In the evaluation, full package names will rarely be used for the developed source code. Package prefix dk.rode.thesis is always implied if not already included in a given type name. Once a given type or package has been referenced in a context, e.g. section or paragraph, the remaining package information will be ignored as well. Example: if the full type name is dk.rode.thesis.composite.CompositeSequence<E>, composite.CompositeSequence<E> will suffice, and additional references in the same context will thereafter simply reference CompositeSequence<E>. Java types are fully qualified, or go by their simple name when referenced again within the same context, as for example java.util.NavigableMap<K,V> and NavigableMap<K,V>.

6.5.  Testing
Each pattern package includes a Main class that will execute the tests devised to illustrate the developed pattern functionality, e.g. dk.rode.thesis.abstractfactory.Main. The tests are not meant as a replacement for JUnit testing, but to illustrate pattern functionality. They can each be run directly, but the dk.rode.thesis.meta.test package furthermore includes two separate test classes, namely AllTests and IntegrityTests. The first runs all individual pattern tests in alphabetical order, while the latter perform integrity tests on all accessible dk.rode.thesis.meta.model.Sequence<E> implementations defined in the individual pattern implementations. Note that certain test files are required to run the Template Method tests and that Bridge and Memento, as well as the logger, will write to disk.

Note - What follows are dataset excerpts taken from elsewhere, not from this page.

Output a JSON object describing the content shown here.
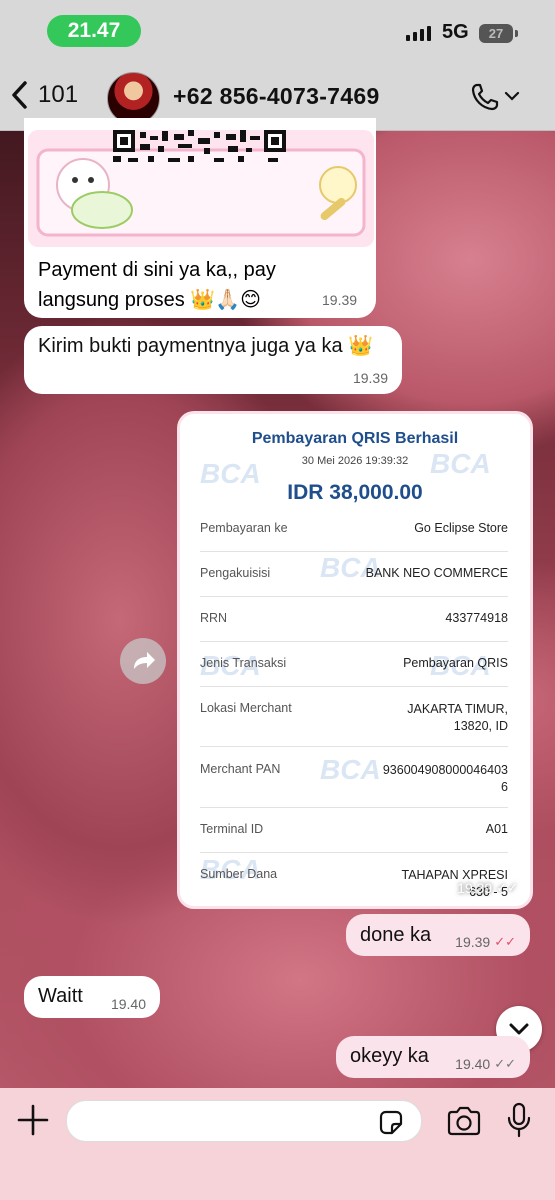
{
  "status_bar": {
    "time": "21.47",
    "network": "5G",
    "battery": "27"
  },
  "header": {
    "back_count": "101",
    "contact_name": "+62 856-4073-7469"
  },
  "messages": [
    {
      "direction": "in",
      "text": "Payment di sini ya ka,, pay langsung proses 👑🙏🏻😊",
      "time": "19.39"
    },
    {
      "direction": "in",
      "text": "Kirim bukti paymentnya juga ya ka 👑",
      "time": "19.39"
    },
    {
      "direction": "in",
      "type": "image",
      "time": "19.39",
      "status": "read"
    },
    {
      "direction": "out",
      "text": "done ka",
      "time": "19.39",
      "status": "read"
    },
    {
      "direction": "in",
      "text": "Waitt",
      "time": "19.40"
    },
    {
      "direction": "out",
      "text": "okeyy ka",
      "time": "19.40",
      "status": "delivered"
    }
  ],
  "receipt": {
    "title": "Pembayaran QRIS Berhasil",
    "datetime": "30 Mei 2026 19:39:32",
    "amount": "IDR 38,000.00",
    "watermark": "BCA",
    "rows": [
      {
        "label": "Pembayaran ke",
        "value": "Go Eclipse Store"
      },
      {
        "label": "Pengakuisisi",
        "value": "BANK NEO COMMERCE"
      },
      {
        "label": "RRN",
        "value": "433774918"
      },
      {
        "label": "Jenis Transaksi",
        "value": "Pembayaran QRIS"
      },
      {
        "label": "Lokasi Merchant",
        "value": "JAKARTA TIMUR,\n13820, ID"
      },
      {
        "label": "Merchant PAN",
        "value": "93600490800004640​3\n6"
      },
      {
        "label": "Terminal ID",
        "value": "A01"
      },
      {
        "label": "Sumber Dana",
        "value": "TAHAPAN XPRESI\n630 - 5"
      }
    ]
  },
  "colors": {
    "accent_green": "#34c759",
    "outgoing_bubble": "#fbe3ec",
    "incoming_bubble": "#ffffff",
    "bca_blue": "#1f4e8c",
    "read_tick": "#e0506a"
  },
  "icons": [
    "back-chevron-icon",
    "phone-icon",
    "chevron-down-icon",
    "forward-icon",
    "plus-icon",
    "sticker-icon",
    "camera-icon",
    "microphone-icon"
  ]
}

To record the outcome of the tests, two types of logs exist: a global log and logs associated with a specific class. The output is generally verbose as all objects in the evaluation implement meaningful toString() representations as recommended by Bloch [Bloch01, p.42-44]. It is possible to control the log level explicitly in the individual tests by altering the source code, of course, but it is easier to supply a proper boolean value for the -log argument to each test class, indicating whether or not logs associated with individual classes should be activated or not, e.g. java Main -log true. For additional verbose logging, the -log.verbose parameter can be used in a similar fashion. Notice there is no = operator between argument keys and associated values. The tests are designed so the global log should suffice to convey the intent.

The logs will output to either System.out or to a file. This is determined by the system property dk.rode.thesis.log. A string value of "file", excluding quotation marks, will log to a file in the relative directory log; all other values will cause logging to System.out. File logs will append to existing logs. System properties are supplied with the -D option during execution, as in java -Ddk.rode.thesis.log=file Main -log true. Notice the use of = unlike normal supplied arguments.

6.6.  Summary
We have implemented the "Gang of Four" patterns in Java 6, fully documented with JavaDoc. The source code expresses the "Best Practices" described by Bloch [Bloch01] whenever possible. Each specific pattern implementation has a dedicated package, but may be used in other pattern implementations as well. All implementations basically operate on the same core model classes to simulate "application" usage. Additional use of the "Gang of Four" patterns is applied where warranted, for example in Meta classes or as part of another pattern implementation. Test classes have been developed to illustrate pattern usage.